Request logging should be done in a structured form. You don't need an indexing solution for this kind of request logging - It's vaguely timestamp ordered, and that's about it. If you need to search it, it gets loaded into a structured data query engine - Spark, or Bigquery/Athena.

Audit logging belongs in a durable database and it requires being written and committed before the request is finished serving - Logging frameworks that dump to disk or stdout obviously fail his requirement.


👤 YZF
Filebeat + ELK stack is pretty good. You can easily run filebeat as a daemonset and have it detect all your pods and logs. This is what I'm using right now.

Otherwise Loki. Also seen used and I think it's fine.
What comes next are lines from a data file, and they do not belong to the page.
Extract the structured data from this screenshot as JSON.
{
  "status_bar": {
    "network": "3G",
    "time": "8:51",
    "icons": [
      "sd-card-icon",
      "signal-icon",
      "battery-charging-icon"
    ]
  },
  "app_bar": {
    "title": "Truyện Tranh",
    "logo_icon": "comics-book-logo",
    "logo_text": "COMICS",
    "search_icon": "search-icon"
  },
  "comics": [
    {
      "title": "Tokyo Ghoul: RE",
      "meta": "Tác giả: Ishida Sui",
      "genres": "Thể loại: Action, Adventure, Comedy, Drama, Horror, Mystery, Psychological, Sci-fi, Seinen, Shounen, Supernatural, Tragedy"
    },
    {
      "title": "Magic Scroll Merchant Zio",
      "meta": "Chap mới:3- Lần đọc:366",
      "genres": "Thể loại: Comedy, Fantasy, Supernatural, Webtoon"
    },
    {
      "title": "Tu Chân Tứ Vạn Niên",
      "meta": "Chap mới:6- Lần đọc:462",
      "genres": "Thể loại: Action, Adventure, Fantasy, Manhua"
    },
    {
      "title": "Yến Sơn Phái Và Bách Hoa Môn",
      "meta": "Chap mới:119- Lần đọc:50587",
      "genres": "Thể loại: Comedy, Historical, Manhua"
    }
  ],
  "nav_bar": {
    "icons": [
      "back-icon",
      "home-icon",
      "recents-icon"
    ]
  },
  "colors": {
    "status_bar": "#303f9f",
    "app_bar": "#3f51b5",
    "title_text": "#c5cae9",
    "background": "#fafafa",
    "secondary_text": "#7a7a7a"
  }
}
That's more "pure" logging where ELK has more advanced searching/indexing/dashboards etc.


👤 cyberpunk
EFK. Loki just sucks if you’re used to kibana searches.

👤 loosescrews
I'm not entirely sold on it yet, but Quickwit seems to be the current trendy solution.

👤 mikeshi42
We pull in everything across our AWS infra via otel collectors (metrics/logs/traces) and forward to HyperDX (ourselves, w/ storage backed on Clickhouse). You'll find that Clickhouse is a ton more efficient than Elastic when it comes to observability use cases, which helps a lot with keeping costs under control. There's less schema management typically needed on Clickhouse as they have more flexible map types for chaotic structured logs. The Otel collector is also very flexible in adding filtering rules to throw out noisy messages.

👤 vbezhenar
I'm using loki with S3 storage (not AWS, OpenStack Swift that my hoster sells). Can't say I'm amazed, logcli is not pleasant to use, Grafana integration is very bare-bones and I spent more than I'd like to make it work smoothly, but in the end it works, so no big issues either. Log retention is configured in loki and storage costs are low, it compresses things well.

👤 wanderingmind
Can some one ELI5 why logging with loki is better than using a database like sqlite or postgresql.

👤 nijave
Has anyone tried running SigNoz? I see a lot of comments about Clickhouse and they offer an observability stack built on Clickhouse.

👤 karmajunkie
is anyone else using cloudwatch? we aren’t logging huge amounts but i can’t tell if im missing something from the rest of this thread…

👤 rootsu
Self-hosted Loki + Traces using Tempo + Grafana.

👤 endre
one word: axoflow